Posted on: November 4th, 2008 Liturgical Time: Jewish Yearly Feasts

In modernity’s attempt to annihilate liturgical life and the liturgical worldview, it has along the way discarded with the ways which humanity has traditionally, going back to ancient and even pre-historic cultures and civilizations, marked and observed time. Milbank and Pickstock and Cavanaugh describe this phenomenon well, as I have blogged about before.

In trying to recapture and embody (corporately and individually) this premodern (and postmodern) way of life, a good place to start, for Christians at least, is with the feasts which the Jewish people, the Old Covenant people of God, celebrated and observed before (and after) the advent of Jesus.

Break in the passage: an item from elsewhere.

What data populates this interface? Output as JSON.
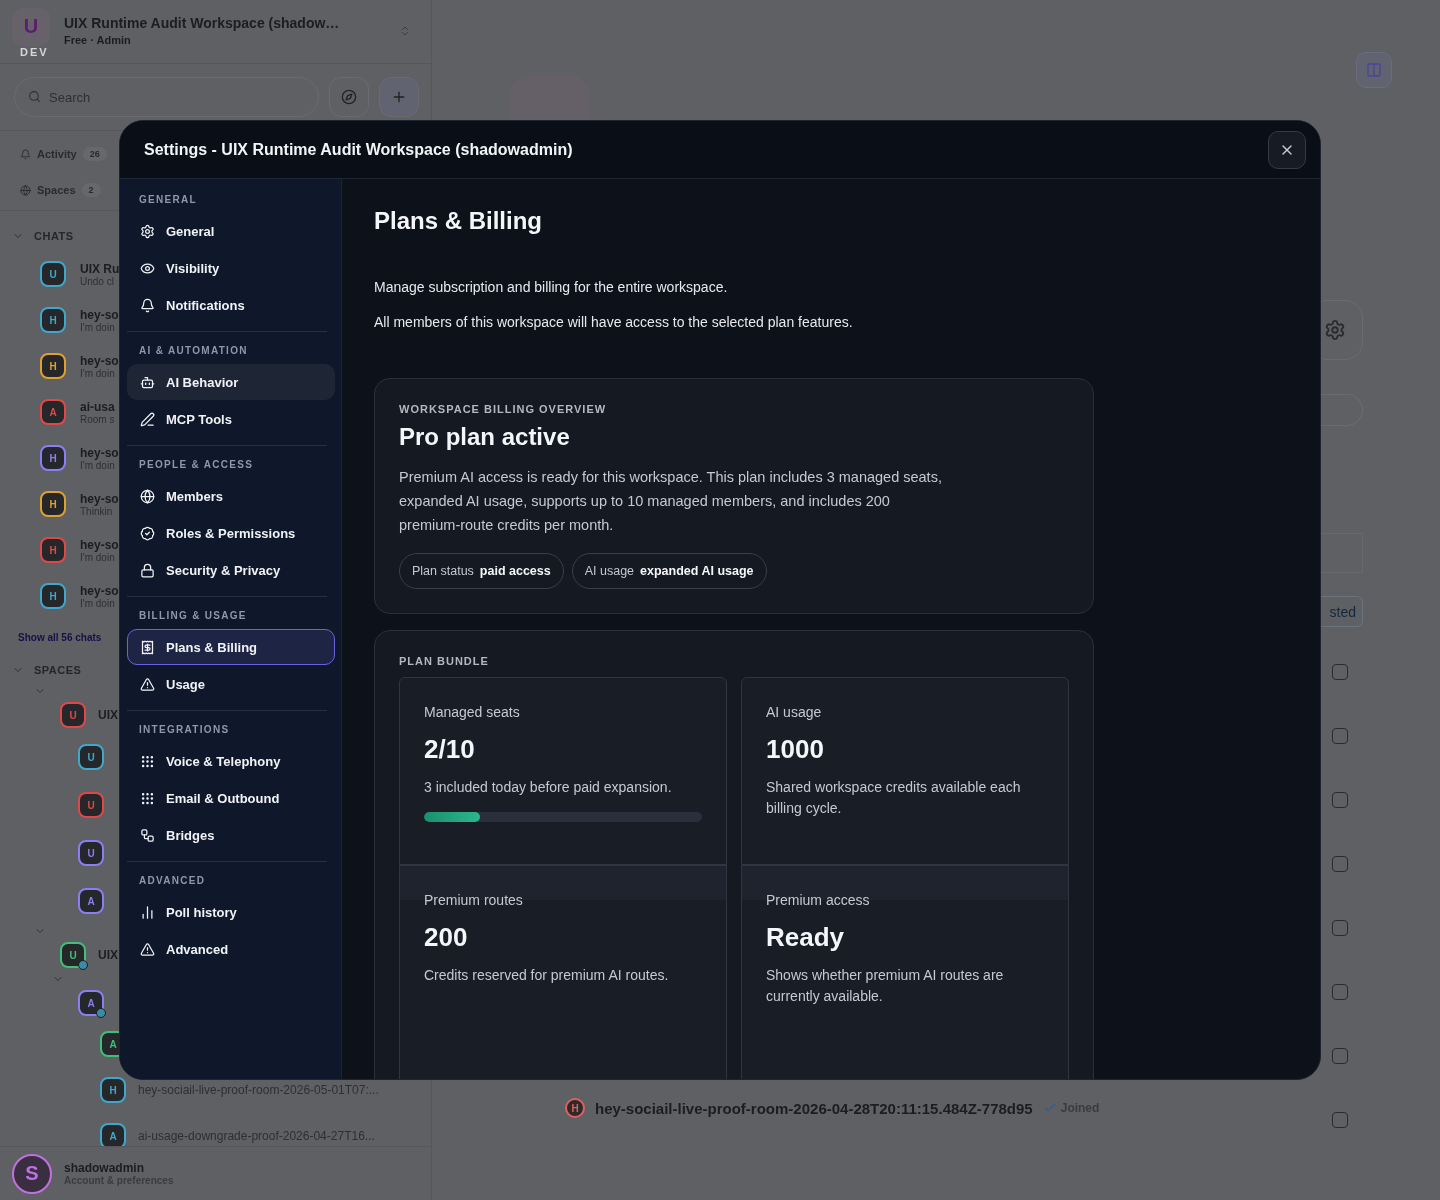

In his magisterial _Commentary on the American Prayer Book_, Marion Hatchett correctly observes that, like Christians, the basic unit of time for Jews was (and is) the week, marked and adorned by the festivities connected to Sabbath practice.

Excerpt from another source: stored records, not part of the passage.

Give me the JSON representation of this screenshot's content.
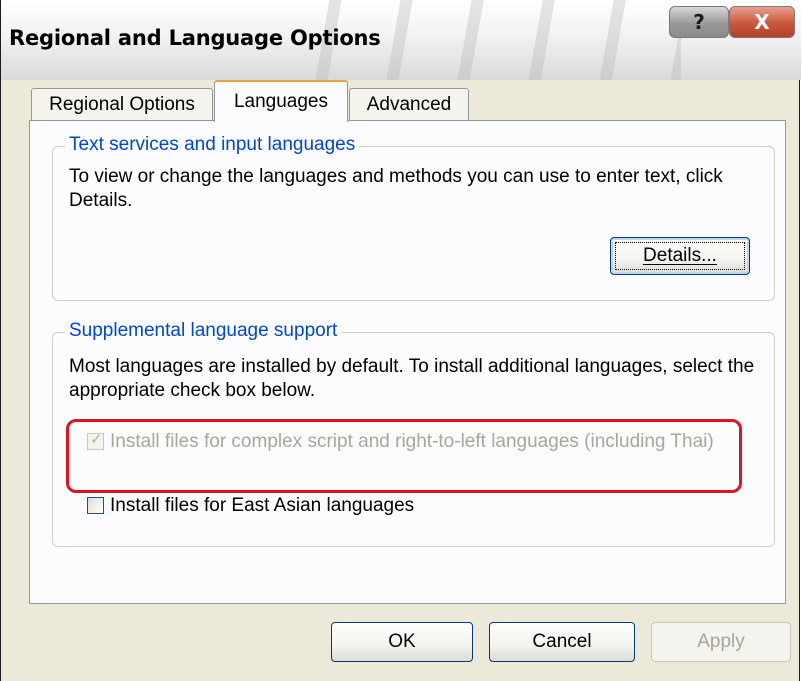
{
  "window": {
    "title": "Regional and Language Options",
    "help_label": "?",
    "close_label": "X"
  },
  "tabs": [
    {
      "label": "Regional Options",
      "active": false
    },
    {
      "label": "Languages",
      "active": true
    },
    {
      "label": "Advanced",
      "active": false
    }
  ],
  "text_services": {
    "legend": "Text services and input languages",
    "description": "To view or change the languages and methods you can use to enter text, click Details.",
    "details_button": "Details..."
  },
  "supplemental": {
    "legend": "Supplemental language support",
    "description": "Most languages are installed by default. To install additional languages, select the appropriate check box below.",
    "complex_script": {
      "label": "Install files for complex script and right-to-left languages (including Thai)",
      "checked": true,
      "disabled": true
    },
    "east_asian": {
      "label": "Install files for East Asian languages",
      "checked": false,
      "disabled": false
    }
  },
  "footer": {
    "ok": "OK",
    "cancel": "Cancel",
    "apply": "Apply"
  },
  "colors": {
    "highlight": "#e0141e",
    "legend_text": "#0046d5"
  }
}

However, the year also has a prominent role, just as it does in Christianity. There are three main feasts which were observed under the Old Covenant. I quote Hatchett (pp 36-37):

Basic to the Jewish year were three pilgrimage feasts, the origins of which may have been agricultural: Passover (probably associated with the arrival of the new flock), Pentecost (the wheat harvest), and Tabernacles (the new wine). The Passover commemorated the slaying of the first born, the exodus from Egypt, and the entry into the Promised Land. High points of the celebration were the slaying of the Passover lamb, the use of unleavened bread, and the special Passover cup. The offering of barley after the Passover inaugurated the seven weeks of harvest culminating in the feast of Pentecost, which commemorated the giving of the law and the covenant with Israel. The feast of Tabernacles celebrated the giving of new wine, the time of dwelling in huts or booths in the wilderness, the choice of the House of David, the choice of Jerusalem as God’s dwelling place, and the dedication of the Temple. Dancing and carrying the palm branches and torches were parts of the celebration.”